If You Don’t Have A Will, The State Will Take Care Of Your Family–or Not
by Eric M. Schorr
According to a 2015 Harris Poll, 64% of American adults don’t have a will. Of those without a will, many say they simply don’t need one. Unfortunately, many people have a poor understanding of how their property will be distributed if they die without a will.
If you die intestate, i.e., without a will, the laws of the state where you lived determine how and to whom your property passes. Because Louisiana is a community property state, how your assets are distributed to your heirs depends on whether those assets are your “separate property” or “community property.”
Generally, a married couple’s community property includes property acquired during the marriage with earning of either spouse – salaries, for instance, and income derived from separate property.
Separate property includes property that you owned prior to the marriage, and property that you receive through a donation or as an inheritance.

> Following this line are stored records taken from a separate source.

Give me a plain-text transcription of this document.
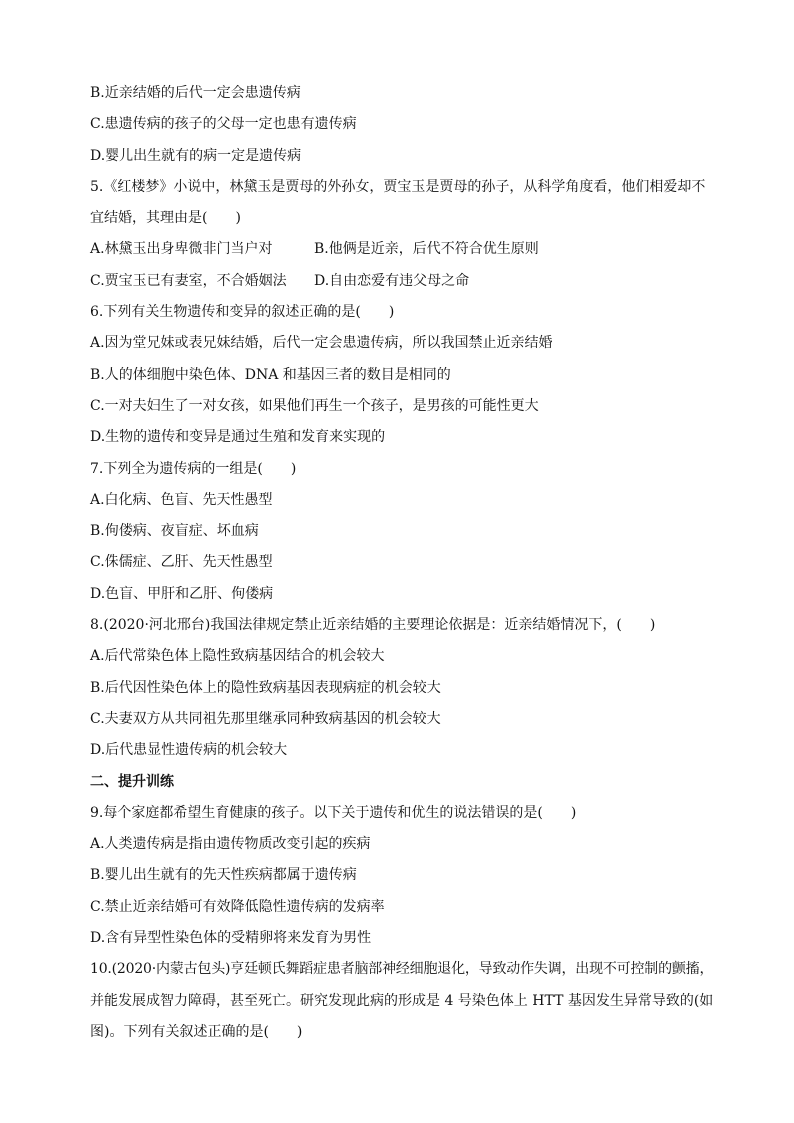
B.近亲结婚的后代一定会患遗传病
C.患遗传病的孩子的父母一定也患有遗传病
D.婴儿出生就有的病一定是遗传病
5.《红楼梦》小说中，林黛玉是贾母的外孙女，贾宝玉是贾母的孙子，从科学角度看，他们相爱却不
宜结婚，其理由是(　　)
A.林黛玉出身卑微非门当户对	B.他俩是近亲，后代不符合优生原则
C.贾宝玉已有妻室，不合婚姻法	D.自由恋爱有违父母之命
6.下列有关生物遗传和变异的叙述正确的是(　　)
A.因为堂兄妹或表兄妹结婚，后代一定会患遗传病，所以我国禁止近亲结婚
B.人的体细胞中染色体、DNA 和基因三者的数目是相同的
C.一对夫妇生了一对女孩，如果他们再生一个孩子，是男孩的可能性更大
D.生物的遗传和变异是通过生殖和发育来实现的
7.下列全为遗传病的一组是(　　)
A.白化病、色盲、先天性愚型
B.佝偻病、夜盲症、坏血病
C.侏儒症、乙肝、先天性愚型
D.色盲、甲肝和乙肝、佝偻病
8.(2020·河北邢台)我国法律规定禁止近亲结婚的主要理论依据是：近亲结婚情况下，(　　)
A.后代常染色体上隐性致病基因结合的机会较大
B.后代因性染色体上的隐性致病基因表现病症的机会较大
C.夫妻双方从共同祖先那里继承同种致病基因的机会较大
D.后代患显性遗传病的机会较大
二、提升训练
9.每个家庭都希望生育健康的孩子。以下关于遗传和优生的说法错误的是(　　)
A.人类遗传病是指由遗传物质改变引起的疾病
B.婴儿出生就有的先天性疾病都属于遗传病
C.禁止近亲结婚可有效降低隐性遗传病的发病率
D.含有异型性染色体的受精卵将来发育为男性
10.(2020·内蒙古包头)亨廷顿氏舞蹈症患者脑部神经细胞退化，导致动作失调，出现不可控制的颤搐，
并能发展成智力障碍，甚至死亡。研究发现此病的形成是 4 号染色体上 HTT 基因发生异常导致的(如
图)。下列有关叙述正确的是(　　)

Under Louisiana’s intestacy laws, your separate property passes to your descendants in equal shares, by roots. So, if you have children, your separate property goes to your children, equally. If a child predeceased you, then your deceased child’s share is inherited by his children, and, if they are deceased, by their children, and so on. If you have no descendants, then your assets are inherited by your siblings (and then their descendants), but subject to the usufruct in favor of your parents.
Many people are surprised to learn that your surviving spouse only inherits your separate property if you leave no surviving descendants, no surviving parents, no siblings, and no descendants of siblings.

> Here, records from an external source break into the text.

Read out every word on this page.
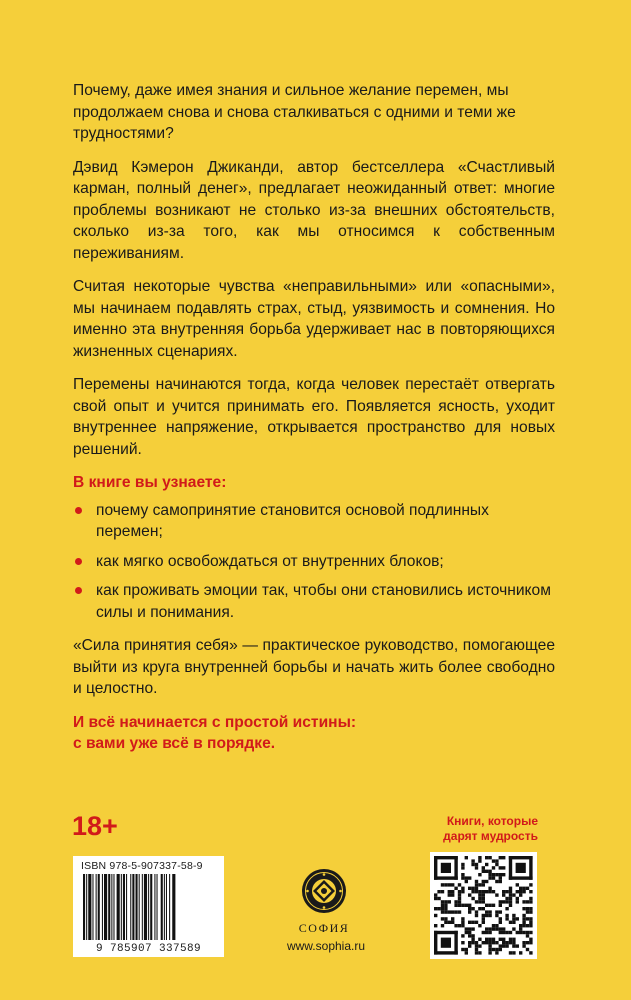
Почему, даже имея знания и сильное желание перемен, мы продолжаем снова и снова сталкиваться с одними и теми же трудностями?

Дэвид Кэмерон Джиканди, автор бестселлера «Счастливый карман, полный денег», предлагает неожиданный ответ: многие проблемы возникают не столько из-за внешних обстоятельств, сколько из-за того, как мы относимся к собственным переживаниям.

Считая некоторые чувства «неправильными» или «опасными», мы начинаем подавлять страх, стыд, уязвимость и сомнения. Но именно эта внутренняя борьба удерживает нас в повторяющихся жизненных сценариях.

Перемены начинаются тогда, когда человек перестаёт отвергать свой опыт и учится принимать его. Появляется ясность, уходит внутреннее напряжение, открывается пространство для новых решений.

В книге вы узнаете:

почему самопринятие становится основой подлинных перемен;
как мягко освобождаться от внутренних блоков;
как проживать эмоции так, чтобы они становились источником силы и понимания.

«Сила принятия себя» — практическое руководство, помогающее выйти из круга внутренней борьбы и начать жить более свободно и целостно.

И всё начинается с простой истины:

с вами уже всё в порядке.

18+	Книги, которые
дарят мудрость
ISBN 978-5-907337-58-9
9 785907 337589
СОФИЯ
www.sophia.ru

Community property is treated differently than separate property; one-half goes to your surviving spouse, and the other half belongs to your estate.
If you die with no descendants, then your spouse is entitled to your share of community property. However, if you are survived by descendants, your descendants inherit your community property subject to your spouse’s usufruct. The surviving spouse’s usufruct lasts until the spouse either dies or remarries.

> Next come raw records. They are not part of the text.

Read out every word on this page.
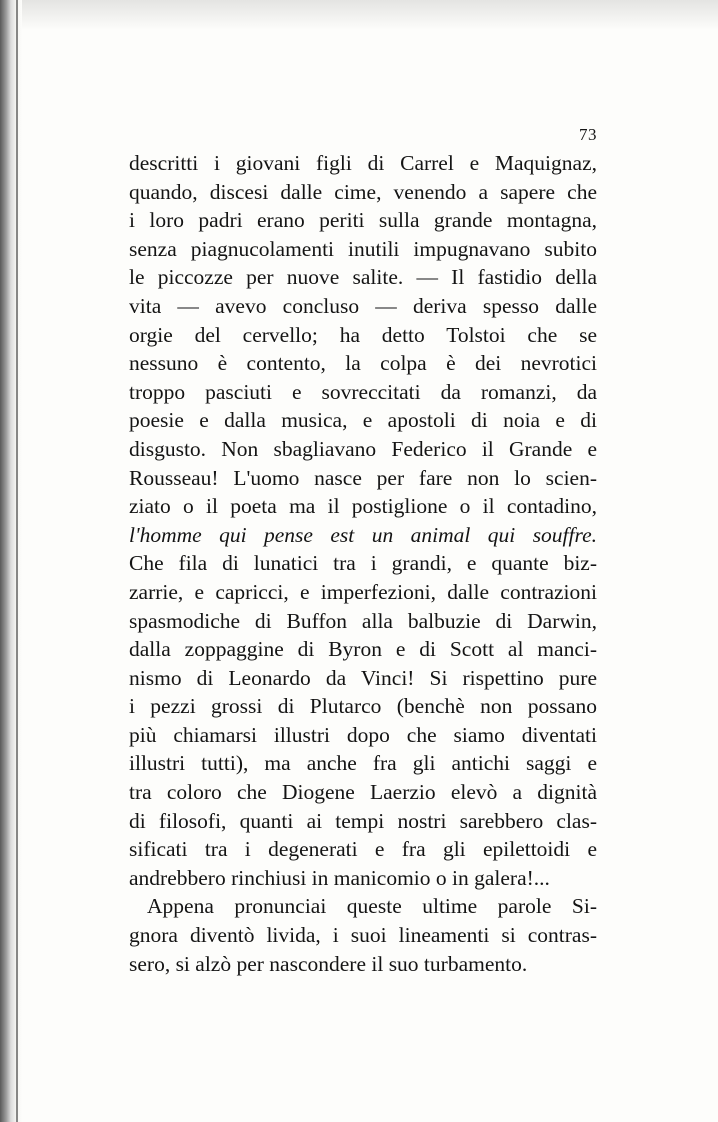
73
descritti i giovani figli di Carrel e Maquignaz,
quando, discesi dalle cime, venendo a sapere che
i loro padri erano periti sulla grande montagna,
senza piagnucolamenti inutili impugnavano subito
le piccozze per nuove salite. — Il fastidio della
vita — avevo concluso — deriva spesso dalle
orgie del cervello; ha detto Tolstoi che se
nessuno è contento, la colpa è dei nevrotici
troppo pasciuti e sovreccitati da romanzi, da
poesie e dalla musica, e apostoli di noia e di
disgusto. Non sbagliavano Federico il Grande e
Rousseau! L'uomo nasce per fare non lo scien-
ziato o il poeta ma il postiglione o il contadino,
l'homme qui pense est un animal qui souffre.
Che fila di lunatici tra i grandi, e quante biz-
zarrie, e capricci, e imperfezioni, dalle contrazioni
spasmodiche di Buffon alla balbuzie di Darwin,
dalla zoppaggine di Byron e di Scott al manci-
nismo di Leonardo da Vinci! Si rispettino pure
i pezzi grossi di Plutarco (benchè non possano
più chiamarsi illustri dopo che siamo diventati
illustri tutti), ma anche fra gli antichi saggi e
tra coloro che Diogene Laerzio elevò a dignità
di filosofi, quanti ai tempi nostri sarebbero clas-
sificati tra i degenerati e fra gli epilettoidi e
andrebbero rinchiusi in manicomio o in galera!...
Appena pronunciai queste ultime parole Si-
gnora diventò livida, i suoi lineamenti si contras-
sero, si alzò per nascondere il suo turbamento.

The word “usufruct” is derived from the Latin words usus “to use” and fructus “fruits,” i.e., profits. Thus, the usufruct is the right to use and enjoy property, but it is not equivalent to full ownership. Among other limitations, the person having a legal usufruct does not have the right to alienate some property without the consent of the “naked owners,” the people who take the property when the usufruct terminates.
Dying intestate can cause unintended consequences, and it can lead to resentment among heirs, and even litigation. So, before you let the state decide who will inherit your assets, make sure you know what the state has in mind.